Will Channel 4's 'Sex Box' Remove The Stigma And Get Britain Talking About Sex?

'Putting Sex Inside A Box Is Reinforcing The Stigma'

UPDATE: Tune in 10pm, Monday 7 October, on Channel 4

By now you've probably heard about Channel 4's 'Sex Box'. If not here's a recap.

Couples have sex, unfilmed, in the privacy of a soundproof box and then talk about it with a panel of experts - agony aunt Mariella Frostrup, psychotherapist Phillip Hodson, sex and relationship expert Tracey Cox and US sex columnist Dan Savage.

The aim of the programme, which forms part of Channel 4's Campaign For Real Sex season, is to take the stigma out of sex and make it easier to talk about what goes on between the sheets (without having to be coy and say things like "between the sheets" in the first place).

So far, so liberated. But it seems not everyone is convinced.

Cindy Gallop, founder of MakeLoveNotPorn.tv, says that although she applauds the broadcaster's attempt to address the issue of 'real sex', the programme runs the risk of reinforcing the very stigma it is trying to break down.

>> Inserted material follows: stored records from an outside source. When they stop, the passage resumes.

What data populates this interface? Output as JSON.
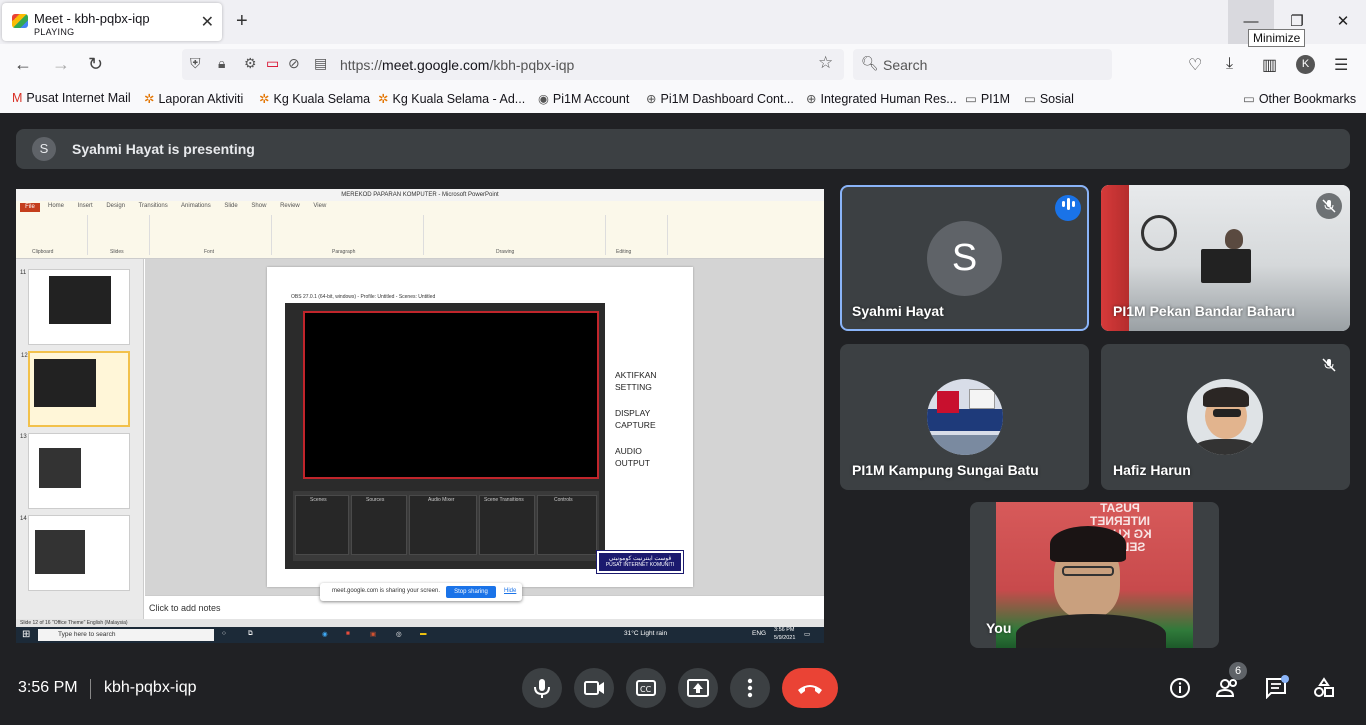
{
  "browser": {
    "tab_title": "Meet - kbh-pqbx-iqp",
    "tab_status": "PLAYING",
    "tooltip": "Minimize",
    "url_prefix": "https://",
    "url_domain": "meet.google.com",
    "url_path": "/kbh-pqbx-iqp",
    "search_placeholder": "Search",
    "profile_initial": "K",
    "bookmarks": [
      "Pusat Internet Mail",
      "Laporan Aktiviti",
      "Kg Kuala Selama",
      "Kg Kuala Selama - Ad...",
      "Pi1M Account",
      "Pi1M Dashboard Cont...",
      "Integrated Human Res...",
      "PI1M",
      "Sosial"
    ],
    "other_bookmarks": "Other Bookmarks"
  },
  "meet": {
    "presenting_initial": "S",
    "presenting_text": "Syahmi Hayat is presenting",
    "participants": [
      {
        "name": "Syahmi Hayat",
        "initial": "S",
        "speaking": true
      },
      {
        "name": "PI1M Pekan Bandar Baharu",
        "muted": true
      },
      {
        "name": "PI1M Kampung Sungai Batu"
      },
      {
        "name": "Hafiz Harun",
        "muted": true
      },
      {
        "name": "You"
      }
    ],
    "time": "3:56 PM",
    "meeting_code": "kbh-pqbx-iqp",
    "people_count": "6"
  },
  "shared_screen": {
    "window_title": "MEREKOD PAPARAN KOMPUTER - Microsoft PowerPoint",
    "file_tab": "File",
    "ribbon_tabs": "Home Insert Design Transitions Animations Slide Show Review View",
    "ribbon_groups": [
      "Clipboard",
      "Slides",
      "Font",
      "Paragraph",
      "Drawing",
      "Editing"
    ],
    "slide_numbers": [
      "11",
      "12",
      "13",
      "14"
    ],
    "slide_text": [
      "AKTIFKAN SETTING",
      "DISPLAY CAPTURE",
      "AUDIO OUTPUT"
    ],
    "obs_title": "OBS 27.0.1 (64-bit, windows) - Profile: Untitled - Scenes: Untitled",
    "obs_docks": [
      "Scenes",
      "Sources",
      "Audio Mixer",
      "Scene Transitions",
      "Controls"
    ],
    "logo_text": "PUSAT INTERNET KOMUNITI",
    "notes_placeholder": "Click to add notes",
    "share_text": "meet.google.com is sharing your screen.",
    "stop_sharing": "Stop sharing",
    "hide": "Hide",
    "status_text": "Slide 12 of 16   \"Office Theme\"   English (Malaysia)",
    "taskbar_search": "Type here to search",
    "weather": "31°C  Light rain",
    "lang": "ENG",
    "tb_time": "3:56 PM",
    "tb_date": "5/9/2021"
  }
}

"The programme would be much more effective if sex was taken out of the box," she tells HuffPost UK Lifestyle. "If people were filmed having sex rather than hidden away, the effect would be much more in tune with what Channel 4 are trying to achieve."

Channel 4's Sex Box

In response to Cindy's suggestion, a spokesperson for Channel 4 doubted the programme would be broadcast if it contained such sex footage.

"The show is a sex talk show," the spokesperson told HuffPost UK Lifestyle. "It's not about imagery or the mechanics of real sex. We explore what sex means in the context of a relationship."

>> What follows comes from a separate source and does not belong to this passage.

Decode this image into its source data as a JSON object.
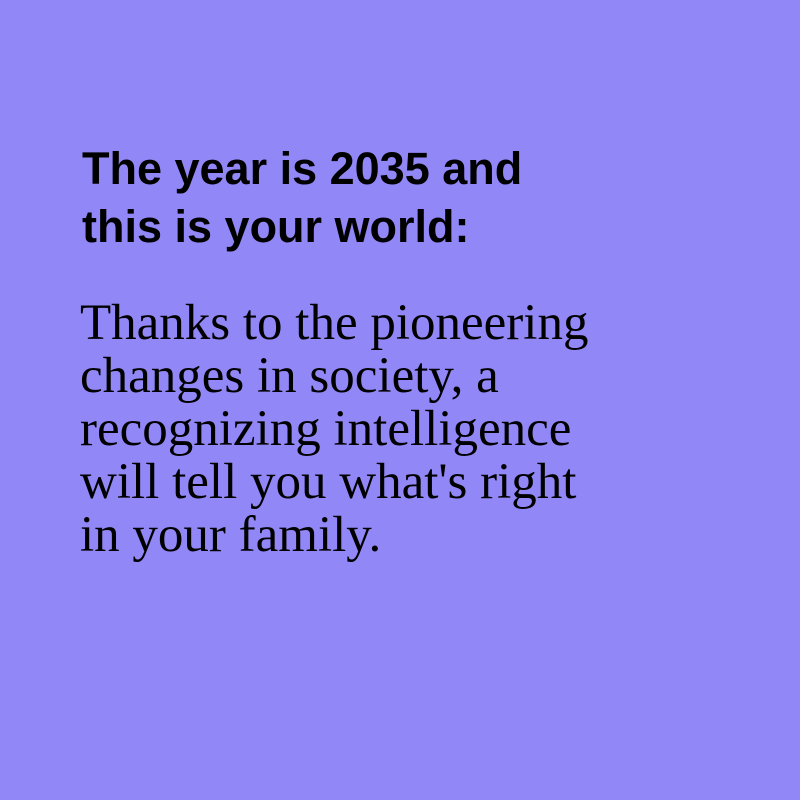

Tracey Cox, relationship expert who featured on the panel for the show, says the programme is less about voyeurism but opening dialogue.

"The box enables the sex to remain private but the conversation to be honest and open," she tells us. "We got the idea from sex researchers who often get their clients to talk about sex immediately after they've had it, so the emotions and thoughts are fresh in their minds."

She added: "Sex Box is a sex show with a twist, but that twist is vital in enabling an open and honest discussion. It is grown-up and intelligent, dispeling all the myths surrounding sex."

Cindy agrees that sex needs to become more mainstream. The aim of her organisation MakeLoveNotPorn.tv, which shows real people having real sex, is to normalise sex - providing a reference point beyond pornography.

"We've taken the box away," she says. "Everyone wants to know what everyone else is doing in the bedroom, but no one talks about it."

"Sex should be celebrated. Sex with someone you love is great, but so is sex with someone you have chemistry with. It's time to talk about it."